Figure 4: Robust target segmentation on VIAC (RGB-T) highlights the framework's effectiveness in leveraging thermal information.
Ablation and Analysis
Ablation confirms the necessity of each architectural component (weighted fusion, Auxi-tokens, CPIM with cross-attention, and Mask Refine module). Joint and cross-modality training experiments further demonstrate the modality-agnostic property: minor performance degradation occurs when testing on combinations unseen during training, but accuracy remains competitive.
Visual ablation studies and attention heatmaps pinpoint that each module incrementally improves focus and localization fidelity.
Figure 5: Ablation visualizations show the effect of key component removal, especially on boundary and structure.
Figure 6: Attention map visualization from the transposed convolution branch within the mask decoder, underscoring improved spatial focus.
Discussion
The proposed framework addresses critical limitations of prior art by refraining from any modality-specific re-design and instead unifies multi-modal fusion in a SAM-compatible, parameter-efficient prompt learning context. Comparative analysis underscores fragility of competing approaches (e.g., DSAM, SAM-DSA) in cross-modal generalization, whereas the proposed method is robustly transferrable. Theoretical implications include a blueprint for scaling segmentation models to arbitrary modality combinations, aligning with the broader trend in universal segmentation and foundation model adaptation.
Joint training with heterogeneous datasets indicates that imbalanced data distributions can modestly impact performance, a consideration for practical deployment.
Figure 7: Scenario-wise radar analysis reveals stability across challenging conditions such as small, irregular, or multiple objects.
Limitations
Failure cases primarily occur when auxiliary modalities are either uninformative or themselves ambiguous, paralleling the limitations of all current COD systems in extreme camouflage with minimal signal contrast.
Figure 8: Failure example where both RGB and auxiliary modalities fail to provide sufficient discriminatory information.
Broader Applications
Generalizability analysis extends the framework to salient object detection (SOD), where it delivers SOTA performance in RGB-T based tasks, indicating that the dual-domain, modality-agnostic prompting paradigm is readily transferrable beyond COD.

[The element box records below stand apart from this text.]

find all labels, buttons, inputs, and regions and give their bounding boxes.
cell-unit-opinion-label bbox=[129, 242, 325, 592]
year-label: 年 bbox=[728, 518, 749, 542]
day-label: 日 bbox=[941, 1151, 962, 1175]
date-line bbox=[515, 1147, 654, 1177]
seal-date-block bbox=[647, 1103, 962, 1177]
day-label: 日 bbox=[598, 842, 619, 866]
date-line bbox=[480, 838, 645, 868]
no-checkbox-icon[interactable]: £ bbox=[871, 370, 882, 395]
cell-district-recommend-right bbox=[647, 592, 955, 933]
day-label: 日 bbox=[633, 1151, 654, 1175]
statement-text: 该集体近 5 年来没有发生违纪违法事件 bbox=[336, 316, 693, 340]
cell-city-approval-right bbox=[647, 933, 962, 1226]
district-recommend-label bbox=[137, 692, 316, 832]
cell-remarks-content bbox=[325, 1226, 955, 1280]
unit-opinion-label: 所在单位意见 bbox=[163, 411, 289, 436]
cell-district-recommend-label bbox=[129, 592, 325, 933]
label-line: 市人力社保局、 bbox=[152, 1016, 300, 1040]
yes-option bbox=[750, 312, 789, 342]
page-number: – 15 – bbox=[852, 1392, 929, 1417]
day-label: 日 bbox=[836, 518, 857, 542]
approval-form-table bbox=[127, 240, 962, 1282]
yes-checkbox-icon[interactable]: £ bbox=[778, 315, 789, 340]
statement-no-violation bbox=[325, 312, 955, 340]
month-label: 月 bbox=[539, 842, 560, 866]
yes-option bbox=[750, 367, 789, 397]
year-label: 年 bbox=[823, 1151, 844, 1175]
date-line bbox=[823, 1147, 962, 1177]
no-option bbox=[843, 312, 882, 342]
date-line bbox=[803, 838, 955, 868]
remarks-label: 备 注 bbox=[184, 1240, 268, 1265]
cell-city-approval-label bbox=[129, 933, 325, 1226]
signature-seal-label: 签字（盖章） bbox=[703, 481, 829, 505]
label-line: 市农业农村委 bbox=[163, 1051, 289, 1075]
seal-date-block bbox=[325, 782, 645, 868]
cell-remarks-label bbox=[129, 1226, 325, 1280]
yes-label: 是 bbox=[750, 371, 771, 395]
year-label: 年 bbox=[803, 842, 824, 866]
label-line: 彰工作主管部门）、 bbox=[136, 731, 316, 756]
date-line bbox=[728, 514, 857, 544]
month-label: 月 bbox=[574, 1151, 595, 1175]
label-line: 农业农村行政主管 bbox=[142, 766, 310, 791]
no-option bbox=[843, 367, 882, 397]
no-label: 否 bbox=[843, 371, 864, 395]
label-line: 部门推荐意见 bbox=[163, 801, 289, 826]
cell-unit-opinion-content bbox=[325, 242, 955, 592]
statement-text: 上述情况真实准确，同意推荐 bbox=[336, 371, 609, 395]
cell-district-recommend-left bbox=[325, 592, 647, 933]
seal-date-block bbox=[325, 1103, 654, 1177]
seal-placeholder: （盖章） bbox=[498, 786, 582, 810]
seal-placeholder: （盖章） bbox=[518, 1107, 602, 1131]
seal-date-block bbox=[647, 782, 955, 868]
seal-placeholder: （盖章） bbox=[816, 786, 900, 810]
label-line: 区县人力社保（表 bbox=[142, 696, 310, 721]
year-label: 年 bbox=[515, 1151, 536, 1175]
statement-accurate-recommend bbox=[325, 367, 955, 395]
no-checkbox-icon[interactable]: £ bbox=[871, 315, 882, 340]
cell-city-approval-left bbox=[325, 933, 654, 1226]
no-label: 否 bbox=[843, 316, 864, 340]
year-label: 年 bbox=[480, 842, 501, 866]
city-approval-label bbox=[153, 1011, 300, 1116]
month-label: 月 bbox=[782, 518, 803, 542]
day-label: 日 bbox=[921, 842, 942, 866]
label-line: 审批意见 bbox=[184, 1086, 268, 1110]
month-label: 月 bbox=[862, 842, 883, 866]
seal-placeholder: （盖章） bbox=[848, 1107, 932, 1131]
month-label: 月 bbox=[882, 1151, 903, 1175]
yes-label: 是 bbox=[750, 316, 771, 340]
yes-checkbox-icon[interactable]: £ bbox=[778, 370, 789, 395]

Figure 9: Qualitative SOD results with RGB-T input accentuate the cross-task versatility of the learned representation.
Conclusion
This work establishes a modality-agnostic, prompt-based adaptation of SAM for robust multi-modal camouflaged object detection. The dual-domain interaction paradigm, lightweight integration strategy, and minimal parameter count yield consistent SOTA performance with broad cross-modal generalization. The approach sets an agenda for future foundation model adaptation strategies encompassing arbitrary sensor fusion and transferable universal segmentation frameworks in both COD and SOD, and potentially other dense prediction tasks.